Это было и некрасиво и неэстетично. Его могли увидеть с улицы.
Всю жизнь он не мог терпеть детей. Просто не выносил их. Для него они были — тьфу, дрянь какая-то. Его нелюбовь к детям доходила до ненависти. И эта ненависть получала выход в том, что он делал для детей.
Но вот парадокс: ненавидя их, он имел у них сумасшедший успех. Они прямо-таки умирали от хохота, когда он выступал перед ними.
Почему же он шел на эти выступления? почему на них соглашался?
Он знал, что он притягивает к себе детей, вообще людей вокруг, что они будут вести себя так, как он захочет.
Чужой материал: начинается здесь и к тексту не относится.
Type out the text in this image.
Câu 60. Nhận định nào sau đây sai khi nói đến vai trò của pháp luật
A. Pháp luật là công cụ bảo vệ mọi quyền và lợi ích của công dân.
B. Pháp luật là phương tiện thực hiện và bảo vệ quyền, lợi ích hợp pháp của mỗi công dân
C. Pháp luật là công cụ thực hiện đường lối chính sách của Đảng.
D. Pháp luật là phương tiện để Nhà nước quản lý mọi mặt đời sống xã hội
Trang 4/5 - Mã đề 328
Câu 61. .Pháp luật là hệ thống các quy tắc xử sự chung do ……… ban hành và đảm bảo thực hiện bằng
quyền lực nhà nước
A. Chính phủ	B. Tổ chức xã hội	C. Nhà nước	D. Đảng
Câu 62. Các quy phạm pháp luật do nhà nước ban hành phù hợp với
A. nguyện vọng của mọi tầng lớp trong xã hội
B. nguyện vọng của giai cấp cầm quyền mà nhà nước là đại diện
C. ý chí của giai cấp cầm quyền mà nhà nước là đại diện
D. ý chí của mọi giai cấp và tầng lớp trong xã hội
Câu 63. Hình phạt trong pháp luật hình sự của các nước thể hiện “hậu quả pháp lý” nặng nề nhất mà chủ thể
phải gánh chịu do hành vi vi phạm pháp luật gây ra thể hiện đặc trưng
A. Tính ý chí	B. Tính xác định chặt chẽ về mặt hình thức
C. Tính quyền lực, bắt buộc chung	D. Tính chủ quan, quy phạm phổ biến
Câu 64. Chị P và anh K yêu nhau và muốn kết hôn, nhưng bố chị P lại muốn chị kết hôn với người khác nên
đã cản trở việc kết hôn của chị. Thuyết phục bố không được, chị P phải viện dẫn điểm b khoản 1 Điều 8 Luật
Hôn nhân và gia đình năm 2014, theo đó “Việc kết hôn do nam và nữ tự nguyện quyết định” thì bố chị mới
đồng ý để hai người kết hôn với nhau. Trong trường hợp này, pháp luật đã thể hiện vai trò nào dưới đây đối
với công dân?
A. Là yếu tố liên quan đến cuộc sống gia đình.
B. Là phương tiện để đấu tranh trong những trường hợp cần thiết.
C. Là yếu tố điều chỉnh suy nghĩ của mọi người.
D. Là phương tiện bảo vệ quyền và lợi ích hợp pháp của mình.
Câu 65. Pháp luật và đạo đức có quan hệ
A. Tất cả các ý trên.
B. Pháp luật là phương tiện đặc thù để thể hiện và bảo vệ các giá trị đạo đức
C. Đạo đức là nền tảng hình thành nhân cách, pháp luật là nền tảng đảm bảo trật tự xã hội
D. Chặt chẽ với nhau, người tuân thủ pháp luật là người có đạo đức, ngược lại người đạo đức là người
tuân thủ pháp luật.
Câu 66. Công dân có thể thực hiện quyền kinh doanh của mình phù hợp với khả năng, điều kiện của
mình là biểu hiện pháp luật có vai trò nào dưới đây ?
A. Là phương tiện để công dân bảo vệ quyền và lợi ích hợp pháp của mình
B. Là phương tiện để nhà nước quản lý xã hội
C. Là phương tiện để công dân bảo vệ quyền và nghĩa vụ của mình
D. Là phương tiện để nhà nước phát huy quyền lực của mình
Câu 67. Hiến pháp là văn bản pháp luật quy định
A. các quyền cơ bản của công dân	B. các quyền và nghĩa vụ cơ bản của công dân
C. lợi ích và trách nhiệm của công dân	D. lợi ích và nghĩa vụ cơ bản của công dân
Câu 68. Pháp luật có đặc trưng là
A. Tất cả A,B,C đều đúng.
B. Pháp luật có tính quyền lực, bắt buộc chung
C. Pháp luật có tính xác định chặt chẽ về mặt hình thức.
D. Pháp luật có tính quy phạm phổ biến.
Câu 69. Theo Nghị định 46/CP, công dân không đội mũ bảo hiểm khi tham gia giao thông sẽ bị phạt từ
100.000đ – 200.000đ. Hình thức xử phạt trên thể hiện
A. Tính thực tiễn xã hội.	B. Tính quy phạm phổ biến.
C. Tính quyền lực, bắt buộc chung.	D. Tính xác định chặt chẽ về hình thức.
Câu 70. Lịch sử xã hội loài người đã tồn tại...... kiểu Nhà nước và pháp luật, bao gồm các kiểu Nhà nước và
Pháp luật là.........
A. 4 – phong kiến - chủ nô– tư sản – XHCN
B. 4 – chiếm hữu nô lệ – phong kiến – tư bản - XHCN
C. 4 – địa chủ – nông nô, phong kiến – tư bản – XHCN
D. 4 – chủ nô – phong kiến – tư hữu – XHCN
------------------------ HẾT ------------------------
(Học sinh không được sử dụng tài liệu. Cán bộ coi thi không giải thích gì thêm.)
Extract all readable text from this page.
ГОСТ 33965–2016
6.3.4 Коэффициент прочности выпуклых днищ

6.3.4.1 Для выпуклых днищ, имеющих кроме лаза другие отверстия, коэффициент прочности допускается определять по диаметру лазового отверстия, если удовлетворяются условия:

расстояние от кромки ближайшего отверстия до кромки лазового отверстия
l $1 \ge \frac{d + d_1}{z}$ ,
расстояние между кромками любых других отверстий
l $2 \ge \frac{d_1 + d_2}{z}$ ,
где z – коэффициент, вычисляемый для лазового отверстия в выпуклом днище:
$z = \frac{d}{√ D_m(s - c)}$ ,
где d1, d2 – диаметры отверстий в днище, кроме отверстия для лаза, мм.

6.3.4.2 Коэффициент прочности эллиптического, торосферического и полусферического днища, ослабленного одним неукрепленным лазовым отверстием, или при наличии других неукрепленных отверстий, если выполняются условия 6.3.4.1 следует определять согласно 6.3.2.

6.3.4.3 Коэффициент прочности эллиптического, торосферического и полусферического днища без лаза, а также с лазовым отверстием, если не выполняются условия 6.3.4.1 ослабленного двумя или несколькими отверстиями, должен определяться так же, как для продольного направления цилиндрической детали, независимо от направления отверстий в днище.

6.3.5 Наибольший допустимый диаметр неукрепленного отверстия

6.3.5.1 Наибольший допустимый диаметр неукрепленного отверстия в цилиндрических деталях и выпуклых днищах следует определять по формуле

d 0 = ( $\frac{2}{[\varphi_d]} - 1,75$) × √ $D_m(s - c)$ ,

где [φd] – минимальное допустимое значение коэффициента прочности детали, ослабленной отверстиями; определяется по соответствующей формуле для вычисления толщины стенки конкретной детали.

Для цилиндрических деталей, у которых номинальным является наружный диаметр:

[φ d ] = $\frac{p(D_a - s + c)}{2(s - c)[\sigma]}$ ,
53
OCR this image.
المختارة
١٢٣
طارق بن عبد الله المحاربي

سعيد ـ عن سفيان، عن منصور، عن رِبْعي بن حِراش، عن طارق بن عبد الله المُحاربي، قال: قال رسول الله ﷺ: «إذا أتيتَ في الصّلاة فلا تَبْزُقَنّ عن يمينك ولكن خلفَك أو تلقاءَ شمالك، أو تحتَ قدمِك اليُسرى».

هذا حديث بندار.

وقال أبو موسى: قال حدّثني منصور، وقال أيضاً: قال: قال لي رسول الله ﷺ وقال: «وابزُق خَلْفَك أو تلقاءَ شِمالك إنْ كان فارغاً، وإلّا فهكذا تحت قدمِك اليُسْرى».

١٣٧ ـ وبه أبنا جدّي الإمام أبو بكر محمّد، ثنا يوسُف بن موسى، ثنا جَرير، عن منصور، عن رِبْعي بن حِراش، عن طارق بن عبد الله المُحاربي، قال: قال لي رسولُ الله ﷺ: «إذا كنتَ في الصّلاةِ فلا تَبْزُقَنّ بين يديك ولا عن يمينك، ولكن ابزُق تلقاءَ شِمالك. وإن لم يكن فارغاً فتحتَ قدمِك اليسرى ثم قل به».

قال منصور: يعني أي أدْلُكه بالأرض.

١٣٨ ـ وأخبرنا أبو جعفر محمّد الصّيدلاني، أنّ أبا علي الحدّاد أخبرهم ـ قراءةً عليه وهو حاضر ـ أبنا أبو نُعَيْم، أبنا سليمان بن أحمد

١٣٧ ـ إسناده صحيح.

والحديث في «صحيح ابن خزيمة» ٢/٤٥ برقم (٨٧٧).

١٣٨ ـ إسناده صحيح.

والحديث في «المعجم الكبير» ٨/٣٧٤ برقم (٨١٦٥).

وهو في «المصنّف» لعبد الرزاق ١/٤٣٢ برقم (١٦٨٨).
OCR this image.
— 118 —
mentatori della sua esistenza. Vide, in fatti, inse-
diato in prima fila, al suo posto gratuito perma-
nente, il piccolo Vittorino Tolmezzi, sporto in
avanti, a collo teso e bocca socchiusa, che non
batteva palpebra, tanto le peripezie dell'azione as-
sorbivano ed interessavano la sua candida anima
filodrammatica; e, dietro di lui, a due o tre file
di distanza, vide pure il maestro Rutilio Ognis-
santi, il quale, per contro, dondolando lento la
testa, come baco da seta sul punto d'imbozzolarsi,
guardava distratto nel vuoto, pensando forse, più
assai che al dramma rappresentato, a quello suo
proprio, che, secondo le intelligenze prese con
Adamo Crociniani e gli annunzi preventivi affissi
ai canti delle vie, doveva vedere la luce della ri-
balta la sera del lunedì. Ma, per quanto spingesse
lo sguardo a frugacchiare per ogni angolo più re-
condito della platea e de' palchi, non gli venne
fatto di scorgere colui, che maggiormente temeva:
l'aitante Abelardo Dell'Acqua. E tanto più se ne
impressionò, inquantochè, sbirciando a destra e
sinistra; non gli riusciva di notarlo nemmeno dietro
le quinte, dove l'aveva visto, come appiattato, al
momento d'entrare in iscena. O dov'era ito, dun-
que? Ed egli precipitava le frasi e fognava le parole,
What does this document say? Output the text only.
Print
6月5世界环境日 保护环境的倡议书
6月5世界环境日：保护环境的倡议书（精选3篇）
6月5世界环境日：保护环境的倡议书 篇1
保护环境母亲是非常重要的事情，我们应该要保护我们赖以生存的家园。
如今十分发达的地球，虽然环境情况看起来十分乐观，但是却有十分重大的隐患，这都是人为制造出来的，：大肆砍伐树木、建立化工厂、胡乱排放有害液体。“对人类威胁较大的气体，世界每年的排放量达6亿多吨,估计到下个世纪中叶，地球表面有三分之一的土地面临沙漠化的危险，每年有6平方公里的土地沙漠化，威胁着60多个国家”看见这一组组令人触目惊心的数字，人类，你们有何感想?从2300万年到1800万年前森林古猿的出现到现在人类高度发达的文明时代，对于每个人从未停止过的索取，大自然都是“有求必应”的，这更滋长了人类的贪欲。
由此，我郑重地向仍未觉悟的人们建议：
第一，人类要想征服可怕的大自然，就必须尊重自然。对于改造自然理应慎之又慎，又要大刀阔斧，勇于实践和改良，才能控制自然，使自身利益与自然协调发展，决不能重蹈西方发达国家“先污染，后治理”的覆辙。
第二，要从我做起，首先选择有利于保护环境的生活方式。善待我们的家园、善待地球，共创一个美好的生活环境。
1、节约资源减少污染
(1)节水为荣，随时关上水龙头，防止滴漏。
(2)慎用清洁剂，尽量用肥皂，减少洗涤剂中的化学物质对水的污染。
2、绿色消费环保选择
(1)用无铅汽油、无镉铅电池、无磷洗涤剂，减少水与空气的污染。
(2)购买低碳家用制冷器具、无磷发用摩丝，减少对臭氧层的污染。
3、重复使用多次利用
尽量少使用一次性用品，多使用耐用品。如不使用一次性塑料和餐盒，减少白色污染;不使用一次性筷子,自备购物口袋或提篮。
Он это всегда чувствовал.
И вот такая необъяснимая штука, — при всей ненависти к детям, он, как считают многие, прекрасно писал для детей, это действительно парадокс.
Маршак очень любил Даню. И я думаю, Даня также относился с большим уважением к Маршаку.
Однажды мы поехали с Даней куда-то на пароходе по Волге. И с нами ехал Маршак. Это была длинная прогулка, на несколько дней, а может быть, и дольше.
С Маршаком плыли его сыновья, Элик и Яша.
Маршак очень мило со мной общался. И он тогда узнал от меня, что мои родители — мама, папа и бабушка — все трое — в ссылке. Ему я об этом могла рассказать.
Когда Даня и я плавали с Маршаком и детьми по Волге, в это время арестовали бабушку.
Я вернулась и поехала в Москву хлопотать за нее. У меня в Москве жили друзья и тетка. Я у них останавливалась.
Я пошла в Красный Крест, к жене Горького, по уже известному мне адресу.